At the National Parks Conservation Association, Clean Air Program Director Mark Wenzler said the findings were "troubling, but not surprising."
"Unfortunately, our national parks are not isolated islands of protection. They too, are suffering from the effects of global warming, air pollution, and chemical use outside of park boundaries," said Mr.
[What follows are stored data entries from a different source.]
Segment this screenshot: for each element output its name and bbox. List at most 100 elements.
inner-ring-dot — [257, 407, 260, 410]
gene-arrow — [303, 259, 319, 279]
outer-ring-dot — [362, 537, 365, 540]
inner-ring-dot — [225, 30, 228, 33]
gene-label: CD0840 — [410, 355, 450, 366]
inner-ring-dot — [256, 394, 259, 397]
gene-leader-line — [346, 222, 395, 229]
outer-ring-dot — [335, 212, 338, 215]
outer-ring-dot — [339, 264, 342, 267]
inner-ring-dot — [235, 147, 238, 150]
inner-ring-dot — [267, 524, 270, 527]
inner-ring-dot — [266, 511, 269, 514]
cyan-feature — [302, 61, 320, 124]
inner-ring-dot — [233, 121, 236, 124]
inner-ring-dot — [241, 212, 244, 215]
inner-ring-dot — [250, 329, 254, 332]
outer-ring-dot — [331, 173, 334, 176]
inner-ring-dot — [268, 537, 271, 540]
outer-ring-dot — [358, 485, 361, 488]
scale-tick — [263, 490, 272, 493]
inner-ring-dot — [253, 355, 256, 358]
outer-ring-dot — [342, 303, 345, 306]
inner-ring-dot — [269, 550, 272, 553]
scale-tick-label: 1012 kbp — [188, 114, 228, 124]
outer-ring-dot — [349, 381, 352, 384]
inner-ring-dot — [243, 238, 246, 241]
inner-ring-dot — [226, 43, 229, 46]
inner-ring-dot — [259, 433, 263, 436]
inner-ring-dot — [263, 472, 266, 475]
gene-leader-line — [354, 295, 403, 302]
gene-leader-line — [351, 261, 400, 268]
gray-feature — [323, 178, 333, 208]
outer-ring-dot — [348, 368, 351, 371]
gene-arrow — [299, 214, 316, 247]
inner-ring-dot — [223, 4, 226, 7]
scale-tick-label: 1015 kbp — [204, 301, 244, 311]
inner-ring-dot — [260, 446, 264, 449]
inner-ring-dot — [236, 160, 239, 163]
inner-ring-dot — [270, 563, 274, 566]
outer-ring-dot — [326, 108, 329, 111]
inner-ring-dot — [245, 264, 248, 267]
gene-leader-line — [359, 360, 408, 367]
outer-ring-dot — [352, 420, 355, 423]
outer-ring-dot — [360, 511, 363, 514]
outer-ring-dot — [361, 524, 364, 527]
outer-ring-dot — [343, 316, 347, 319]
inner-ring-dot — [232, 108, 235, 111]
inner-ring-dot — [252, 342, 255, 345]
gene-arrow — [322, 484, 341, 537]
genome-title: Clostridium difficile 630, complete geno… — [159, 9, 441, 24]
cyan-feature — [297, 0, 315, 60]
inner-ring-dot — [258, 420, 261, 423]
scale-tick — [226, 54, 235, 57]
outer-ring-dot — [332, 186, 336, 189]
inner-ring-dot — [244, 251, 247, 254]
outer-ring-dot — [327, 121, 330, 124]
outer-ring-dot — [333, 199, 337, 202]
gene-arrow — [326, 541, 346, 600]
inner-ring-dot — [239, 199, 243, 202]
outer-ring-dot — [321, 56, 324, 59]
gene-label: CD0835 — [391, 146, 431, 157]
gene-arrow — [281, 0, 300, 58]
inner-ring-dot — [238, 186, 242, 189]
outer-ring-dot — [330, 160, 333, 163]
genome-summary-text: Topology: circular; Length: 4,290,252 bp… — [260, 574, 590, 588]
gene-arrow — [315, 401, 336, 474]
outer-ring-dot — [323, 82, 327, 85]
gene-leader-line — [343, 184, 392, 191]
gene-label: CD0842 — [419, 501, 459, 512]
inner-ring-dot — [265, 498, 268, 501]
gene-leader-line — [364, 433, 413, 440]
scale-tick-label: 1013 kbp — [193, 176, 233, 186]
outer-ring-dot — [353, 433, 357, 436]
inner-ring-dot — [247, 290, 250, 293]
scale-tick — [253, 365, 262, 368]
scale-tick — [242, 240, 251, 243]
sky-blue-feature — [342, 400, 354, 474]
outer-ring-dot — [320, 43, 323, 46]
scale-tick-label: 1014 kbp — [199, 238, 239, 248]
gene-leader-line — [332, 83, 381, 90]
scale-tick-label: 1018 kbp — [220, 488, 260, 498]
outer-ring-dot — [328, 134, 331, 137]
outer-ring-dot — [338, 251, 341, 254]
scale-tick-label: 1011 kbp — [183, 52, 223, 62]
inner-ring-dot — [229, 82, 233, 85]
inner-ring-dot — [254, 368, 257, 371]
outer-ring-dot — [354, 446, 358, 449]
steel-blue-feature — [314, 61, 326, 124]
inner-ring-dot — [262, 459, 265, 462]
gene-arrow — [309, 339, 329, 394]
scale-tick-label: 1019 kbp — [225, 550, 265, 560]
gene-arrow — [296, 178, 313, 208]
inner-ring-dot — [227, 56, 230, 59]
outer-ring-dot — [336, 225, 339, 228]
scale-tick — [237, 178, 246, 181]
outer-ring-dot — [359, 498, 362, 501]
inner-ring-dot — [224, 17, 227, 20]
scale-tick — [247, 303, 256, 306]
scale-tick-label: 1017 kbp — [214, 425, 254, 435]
Wenzler. "The same dirty air that travels across our schoolyards, backyards, and farmyards is toxic to the national parks and the wildlife, plants, and cultural and historic treasures the parks were established to protect.
"Air pollution and airborne contaminants harm what Americans value most about their national parks: it destroys habitat for park animals and plants, risks the health of park visitors and staff, damages the historic symbols of our heritage, and clouds the majestic views found in our national parks," he added.
While the study found that a portion of the contaminants came from overseas, NPCA officials nevertheless believe the "United States must lead by example" and work both to eliminate mercury emissions from domestic coal-fired power plants and to "ensure that the chemicals and pesticides used here are safe for humans, wildlife, and our national parks."
Here's a list of fish species sampled in lakes at the eight core parks: lake trout from Noatak, Gates of the Arctic, and Wonder Lake at Denali; burbot and whitefish from McLeod Lake at Denali; cutthroat trout from Glacier; brook trout from Olympic, Mount Rainier, Sequoia, and Lone Pine Lake at Rocky Mountain; and rainbow trout from Mills Lake at Rocky Mountain. Nevertheless, any one fish species, or lake, excluded from the above list is not necessarily exempt from contaminant concentrations of concern.
Agencies that participated with the Park Service on the study were the EPA, the U.S. Geological Survey, the U.S. Forest Service, Oregon State University and the University of Washington.